本学におけるゴルフ授業は、学内で半期毎週一回開講されている「スポーツB(ゴルフ)」(90分15週)と、夏期休業中に3泊4日で実施される学外集中授業「スポーツC(ゴルフラウンド実習)」で構成されています。前者は本学の富岡義志雄教授が、私は後者を同教授と共に担当しています。
武蔵村山キャンパスには約30ヤード、計12打席の屋根付き(打席上のみ)練習場があり、ショート、ミドルアイアンを用いてスイングの基礎練習を中心に行います。とはいえ、殆どが初心者の学生にとっては単調な動作に加え、思ったようなインパクトができないことから集中力が途切れ、モチベーションの継続も困難になります。したがって、ある程度の時間が経過した後に、同キャンパス内にある人工芝グラウンドを使い簡易的なショートホールを設定し、カップにはグラウンドゴルフのホールポストを使用しながらパターでカップインさせるラウンドゲームを行っています。
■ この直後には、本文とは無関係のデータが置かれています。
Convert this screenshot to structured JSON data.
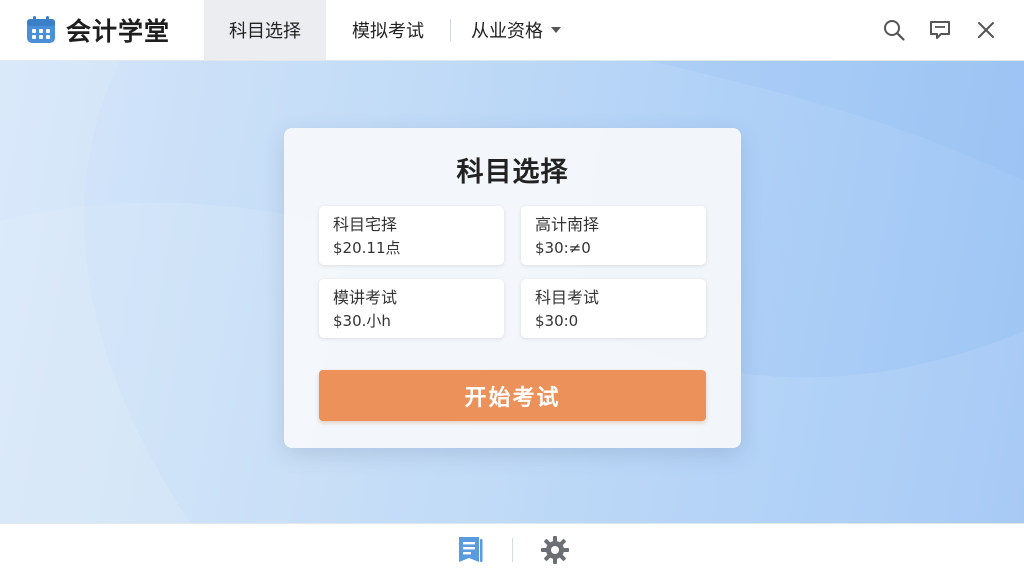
{
  "app": {
    "name": "会计学堂",
    "icon": "calendar-icon"
  },
  "nav": {
    "tabs": [
      {
        "label": "科目选择",
        "active": true
      },
      {
        "label": "模拟考试",
        "active": false
      },
      {
        "label": "从业资格",
        "active": false,
        "has_dropdown": true
      }
    ]
  },
  "top_actions": [
    "search-icon",
    "message-icon",
    "close-icon"
  ],
  "card": {
    "title": "科目选择",
    "options": [
      {
        "label": "科目宅择",
        "price": "$20.11点"
      },
      {
        "label": "高计南择",
        "price": "$30:≠0"
      },
      {
        "label": "模讲考试",
        "price": "$30.小h"
      },
      {
        "label": "科目考试",
        "price": "$30:0"
      }
    ],
    "start_button": "开始考试"
  },
  "bottom_bar": {
    "icons": [
      "book-icon",
      "settings-gear-icon"
    ]
  },
  "colors": {
    "accent_orange": "#ec9159",
    "brand_blue": "#4a90d9",
    "background_blue": "#aed0f7"
  }
}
ラウンド実習を実施しているサンコー72カントリークラブ(群馬県)は本コース63ホール、ショートコース9ホールに加え、敷地内には練習場やホテルも完備されています。ラウンドの前後には様々なショット練習が可能であり、移動時間も軽減され、効率が良く密度の濃い実習プログラムが組めています。猛暑の中、広大なコースで受講生は四苦八苦していますが、日毎に意欲を増し、豊かな表情で純粋にゴルフを楽しむ学生の姿が見られます。
ゴルフ授業に携わり、東経大では5年目、前任の信州短期大学の頃から数えますと、今年で23年目を迎えます。歴が長いだけで、体系的な指導理論や自ら相応しい技術を身に付けてきたのかという自責の念を抱えながらも、ゴルフを楽しいと感じてもらえる授業作りを目指して常に創意工夫することや、単発的な機会に終わらせず、生涯スポーツの一つとして定着させるための授業を展開するという思いは忘れずに指導に当たってきました。これまで何度かラウンド実習に参加したことがきっかけとなり、受講生達自身が在学中や卒業後に改めて企画、コース等手配し、一緒にラウンドしたことは大変良い思い出となっています。
当たり前のことですが、毎年新しい学生が受講します。その殆どが初心者であることから、同じことを伝えるにしても、どのような伝え方であれば最も感じ取りやすく、理解してもらえるのか、学生の反応を観察しながら試行錯誤する日々です。今後も他大学でゴルフ授業を担当されている先生方との情報交換や研究誌等を通じて多くを学んでいくことは勿論ですが、関係するゴルフ諸団体の皆様方との連携も深めながら本学のゴルフ授業を発展させていきたいと考えています。